- cross-posted to:
- linuxhardware@programming.dev
- cross-posted to:
- linuxhardware@programming.dev
The link makes it seem like crap hardware, and sure 4gb of ram is really crappy. But how does this compare with one of my kid’s Fire tablets? Does anyone have opinions on that?
If your kids software is available in Ubuntu maybe? At a glance I’d wonder how power efficient it would be (my $100 Walmart tablet lasts all week with light usage, I doubt this could compare), and would have to wonder as well on gpu performance. It’s likely not optimized yet so idk I’d trust 800 mhz as enough.

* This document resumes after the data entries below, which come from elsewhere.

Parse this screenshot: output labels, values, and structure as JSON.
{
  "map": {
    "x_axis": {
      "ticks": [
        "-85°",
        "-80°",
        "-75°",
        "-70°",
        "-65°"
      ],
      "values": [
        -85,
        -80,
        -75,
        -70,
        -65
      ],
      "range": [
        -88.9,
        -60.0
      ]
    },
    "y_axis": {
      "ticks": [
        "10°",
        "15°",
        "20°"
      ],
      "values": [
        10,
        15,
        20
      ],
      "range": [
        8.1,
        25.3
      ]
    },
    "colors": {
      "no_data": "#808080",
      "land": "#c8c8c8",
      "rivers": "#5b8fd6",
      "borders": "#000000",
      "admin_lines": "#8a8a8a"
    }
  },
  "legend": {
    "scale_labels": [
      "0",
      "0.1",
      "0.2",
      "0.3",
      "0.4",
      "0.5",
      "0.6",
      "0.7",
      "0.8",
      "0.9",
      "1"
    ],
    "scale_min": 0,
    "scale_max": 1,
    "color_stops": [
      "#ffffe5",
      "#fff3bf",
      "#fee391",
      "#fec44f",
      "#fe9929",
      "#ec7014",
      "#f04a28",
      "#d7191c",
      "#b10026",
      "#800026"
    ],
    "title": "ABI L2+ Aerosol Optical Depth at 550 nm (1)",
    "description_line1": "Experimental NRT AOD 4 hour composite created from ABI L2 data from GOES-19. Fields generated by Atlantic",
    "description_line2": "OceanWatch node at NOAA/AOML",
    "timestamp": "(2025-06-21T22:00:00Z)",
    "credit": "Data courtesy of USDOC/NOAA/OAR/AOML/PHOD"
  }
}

I think the article sums it up best:
It’d be a ton of fun to tinker with and if you have the money to risk I’d say go for it! But I wouldn’t buy this for a kid unless I had the extra $150 to potentially get them a normal android tablet if this didn’t work as well as hoped.

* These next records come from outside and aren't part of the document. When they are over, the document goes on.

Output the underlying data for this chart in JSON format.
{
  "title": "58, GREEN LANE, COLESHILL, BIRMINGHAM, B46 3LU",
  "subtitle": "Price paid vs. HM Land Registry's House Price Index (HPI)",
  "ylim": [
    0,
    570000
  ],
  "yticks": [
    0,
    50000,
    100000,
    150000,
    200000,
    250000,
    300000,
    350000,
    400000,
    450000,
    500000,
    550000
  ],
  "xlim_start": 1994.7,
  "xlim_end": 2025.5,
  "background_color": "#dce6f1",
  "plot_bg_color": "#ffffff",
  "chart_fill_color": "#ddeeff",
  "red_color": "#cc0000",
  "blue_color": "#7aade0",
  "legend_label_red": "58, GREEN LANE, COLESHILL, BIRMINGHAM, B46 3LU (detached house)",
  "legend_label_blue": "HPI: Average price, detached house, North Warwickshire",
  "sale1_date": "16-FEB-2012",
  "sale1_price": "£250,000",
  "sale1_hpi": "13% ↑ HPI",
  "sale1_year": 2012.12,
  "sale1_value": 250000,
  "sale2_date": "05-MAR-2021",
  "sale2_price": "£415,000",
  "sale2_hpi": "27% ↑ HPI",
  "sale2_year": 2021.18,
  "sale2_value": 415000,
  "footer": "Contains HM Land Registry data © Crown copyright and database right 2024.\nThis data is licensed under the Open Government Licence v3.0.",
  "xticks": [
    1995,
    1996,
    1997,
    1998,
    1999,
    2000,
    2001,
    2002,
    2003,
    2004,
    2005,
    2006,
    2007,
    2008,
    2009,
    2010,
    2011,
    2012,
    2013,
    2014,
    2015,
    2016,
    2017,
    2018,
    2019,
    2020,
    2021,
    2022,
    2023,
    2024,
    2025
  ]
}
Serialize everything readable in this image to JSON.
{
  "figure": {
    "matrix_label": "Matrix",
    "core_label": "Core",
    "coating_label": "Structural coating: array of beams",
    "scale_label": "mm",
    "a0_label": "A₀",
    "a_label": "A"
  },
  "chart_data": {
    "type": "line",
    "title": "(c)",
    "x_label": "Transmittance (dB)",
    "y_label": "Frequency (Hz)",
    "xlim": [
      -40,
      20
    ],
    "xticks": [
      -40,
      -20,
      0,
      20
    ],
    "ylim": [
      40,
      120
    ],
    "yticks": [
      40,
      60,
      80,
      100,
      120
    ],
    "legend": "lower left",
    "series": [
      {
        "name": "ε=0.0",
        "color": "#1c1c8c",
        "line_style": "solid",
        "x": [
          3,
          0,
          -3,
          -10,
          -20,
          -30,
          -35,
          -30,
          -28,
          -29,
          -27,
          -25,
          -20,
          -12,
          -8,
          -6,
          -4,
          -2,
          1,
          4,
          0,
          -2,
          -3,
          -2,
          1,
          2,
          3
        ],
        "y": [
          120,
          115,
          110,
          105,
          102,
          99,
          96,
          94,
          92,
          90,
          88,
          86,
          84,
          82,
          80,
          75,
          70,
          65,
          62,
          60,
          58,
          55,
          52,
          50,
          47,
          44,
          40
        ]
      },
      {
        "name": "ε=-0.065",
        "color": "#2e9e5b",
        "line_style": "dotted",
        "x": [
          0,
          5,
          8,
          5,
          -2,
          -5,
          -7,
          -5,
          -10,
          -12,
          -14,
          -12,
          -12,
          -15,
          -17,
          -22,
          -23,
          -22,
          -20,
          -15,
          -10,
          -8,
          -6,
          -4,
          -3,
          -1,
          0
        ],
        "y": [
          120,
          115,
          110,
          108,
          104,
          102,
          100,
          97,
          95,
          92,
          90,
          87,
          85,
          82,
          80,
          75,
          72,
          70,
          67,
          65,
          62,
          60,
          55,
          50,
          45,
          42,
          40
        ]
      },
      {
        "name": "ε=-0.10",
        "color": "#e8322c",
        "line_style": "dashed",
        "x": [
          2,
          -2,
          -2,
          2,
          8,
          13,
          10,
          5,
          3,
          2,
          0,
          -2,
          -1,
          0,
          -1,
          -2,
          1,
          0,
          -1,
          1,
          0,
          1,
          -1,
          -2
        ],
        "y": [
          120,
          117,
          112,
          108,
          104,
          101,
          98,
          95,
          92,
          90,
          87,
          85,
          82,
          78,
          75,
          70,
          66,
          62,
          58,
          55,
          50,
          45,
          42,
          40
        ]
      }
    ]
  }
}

probably not in a first release, but Android is convulted piece of shit compared to linux desktop environments. Not to mention Google’s and/or OEMs built-in system apps running 24/7 guzzling all your data in the background.
In time, I guess it would beat out in performance and efficiency but lose in the availability of applications, same as desktop linux.
Almost certainly, and get security updates something I’d very much want if I let the tablet off the local network. I would love to see this thing get to that point to ditch android entirely.
This is really meant to serve as a development platform though, so the price and capabilities probably matter less, and the default settings and such are probably not as tuned as they could be to offer the best performance or battery life.
I don’t even think power management tools in stock Linux take RISCV into account yet lol
Power management on “the most boring Intel chip imaginable” is still touch-and-go at times.